Ring around the Western Union
Opinion Browsing the NARS counter at Selfridges, I was quite taken by some eye shadow and was just picturing myself as Elizabeth Taylor in Cleopatra when my friend Rod called from Cairo. I’m a bit psychic like that.
He was at the GSMA mobile payments conference investigating the future of NFC. Apparently there are loads of trials going on and it's about to be the next big thing. Yup, another Groundhog Day technology.
He was full of the wonders of local infrastructure. Not the modern networks but the rather older infrastructure of Sphinxes and Pyramids. The ancient Egyptians managed to build huge buildings, work out that a year was 365¼ days long and make some of the most beautiful jewellery when we Brits were wearing skins and throwing rocks at each other.
The Egyptians were the dominant empire of their time. But empires fall, and the metaphorical shadow of the Pyramids was the ideal place for a middle-Eastern union of banks, regulators and operators.
The empire that no one can tell if it's a friend or foe is Western Union. For some it's easy to make up their minds. Plenty of people have a problem transferring cash through an American company. They tend to live in places that America has bombed recently. Or people who've left their home and families to work for low wages in the West to send something back, who see 15 per cent of what they’ve scrimped together line the coffers of a $17bn corporation.
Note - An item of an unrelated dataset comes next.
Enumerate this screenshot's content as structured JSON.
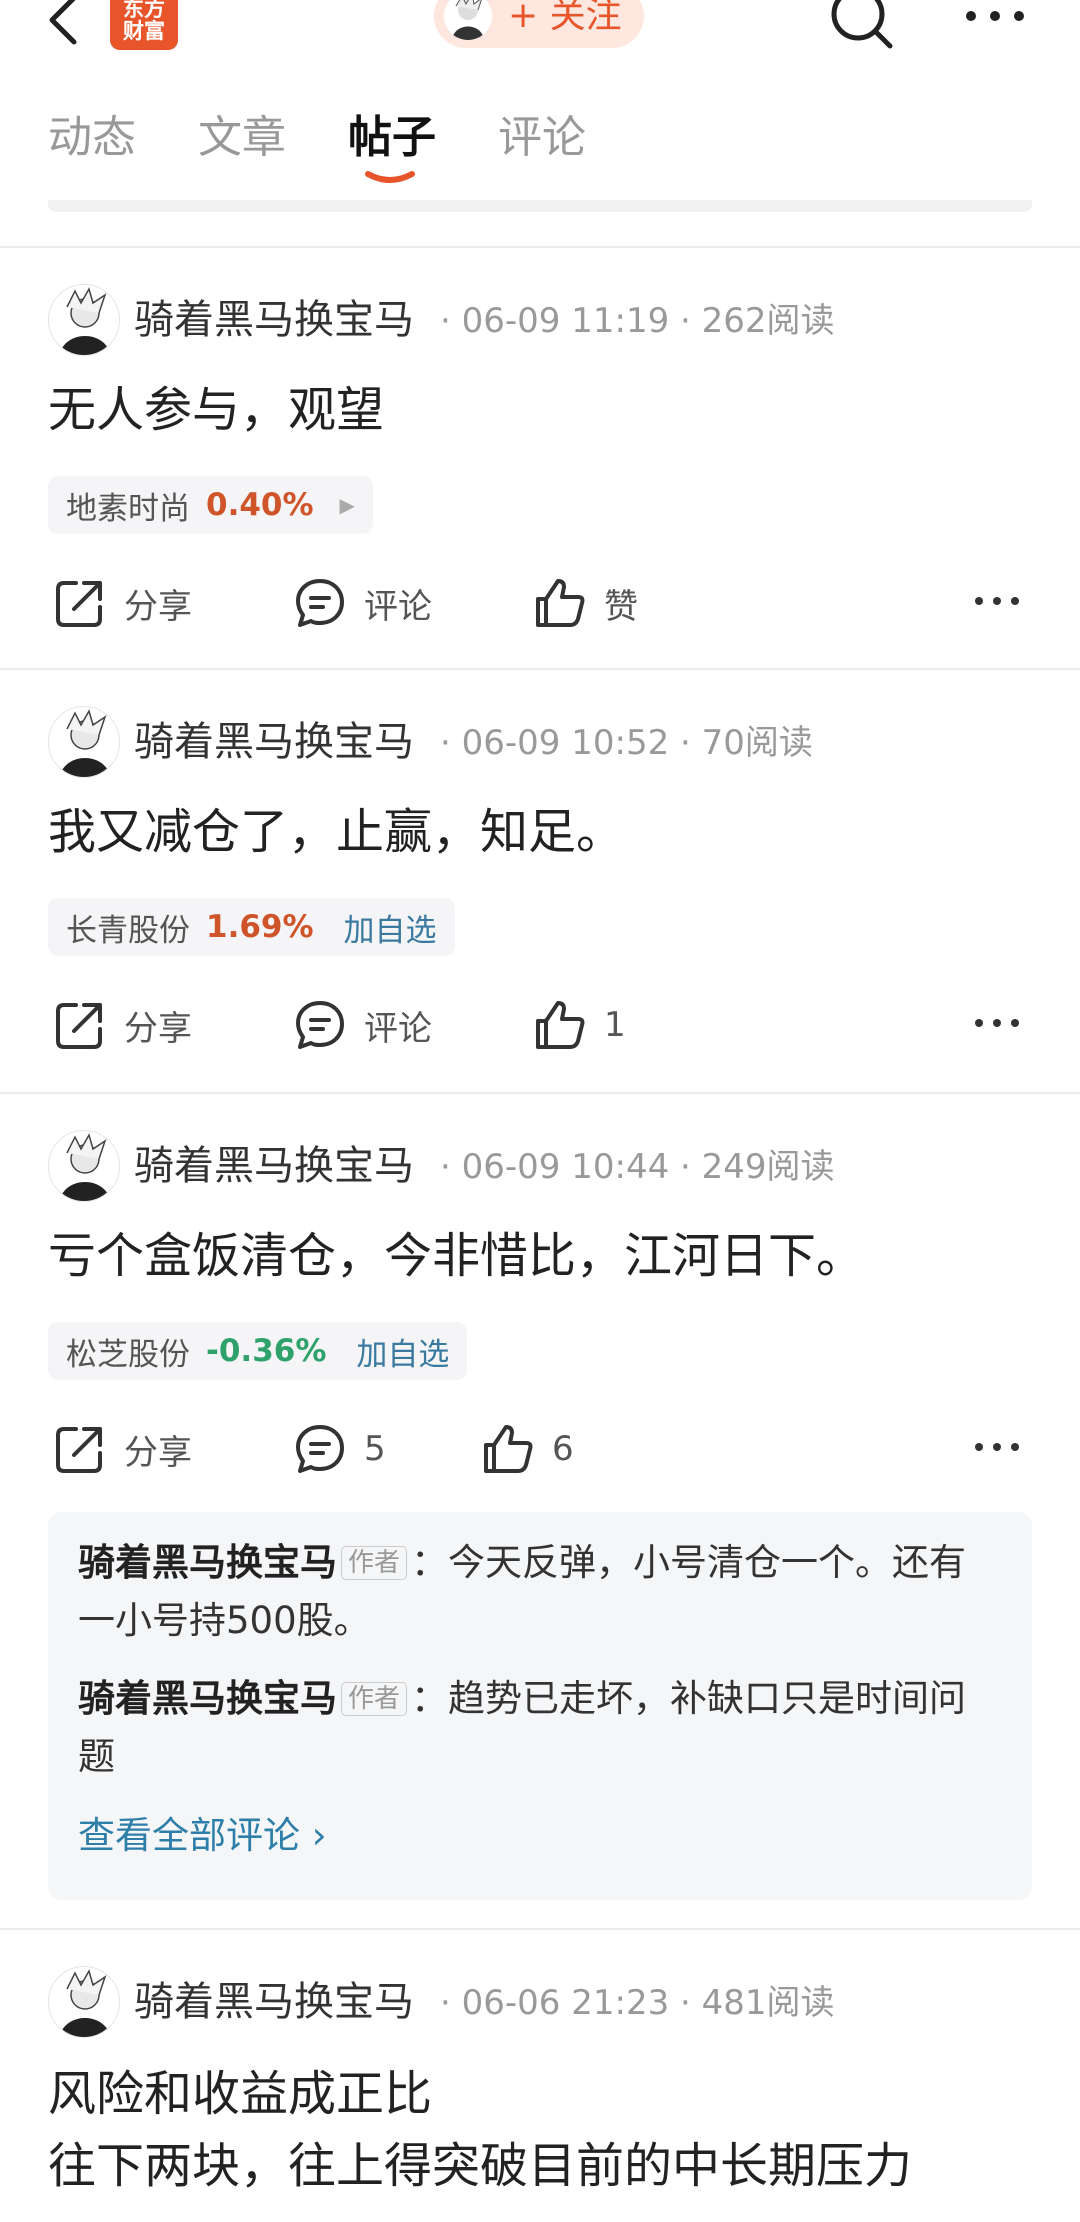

Or the vast numbers of people who’ve been defrauded by tricksters who use Western Union because of the lack of accountability. The 419 scammers and people who put bargains that don't exist on eBay. It's not Western Union's fault these people are dishonest, but it can appear to victims that it does little to help the cheated track down the criminals.
It's less obvious for the mobile phone networks, which see Western Union as the leading candidate for the glue which holds international money transfer together. That's because the networks don't recognise their own strength. Sony Ericsson has sold more Walkman phones than Apple has iPods. Nokia is the world's biggest camera manufacturer. The Nokia 3310 series the most successful mass-produced product ever.
For the operators, Western Union has a number of deals at different prices, but a fixed rate of $10 per transaction is typical. Vodafone's M-Pesa has a fixed rate too: about 50 cents. OK, so one is international and one national, it's not quite apples and apples - but it is a twentyfold difference.
Unless Western Union re-invents itself, ideally as a currency exchange with operators handling the mobile phone end, the phone industry will do to Western Union what Nokia has to Polaroid. In a year, in one country – Kenya – the Vodafone M-Pesa system has grown to 40,000 transactions an hour and half as many users as the country has bank accounts.
One country, one year. Vodafone's reach is huge, it has nearly 300 million subscribers and has already licenced M-Pesa to the first non-Vodafone network.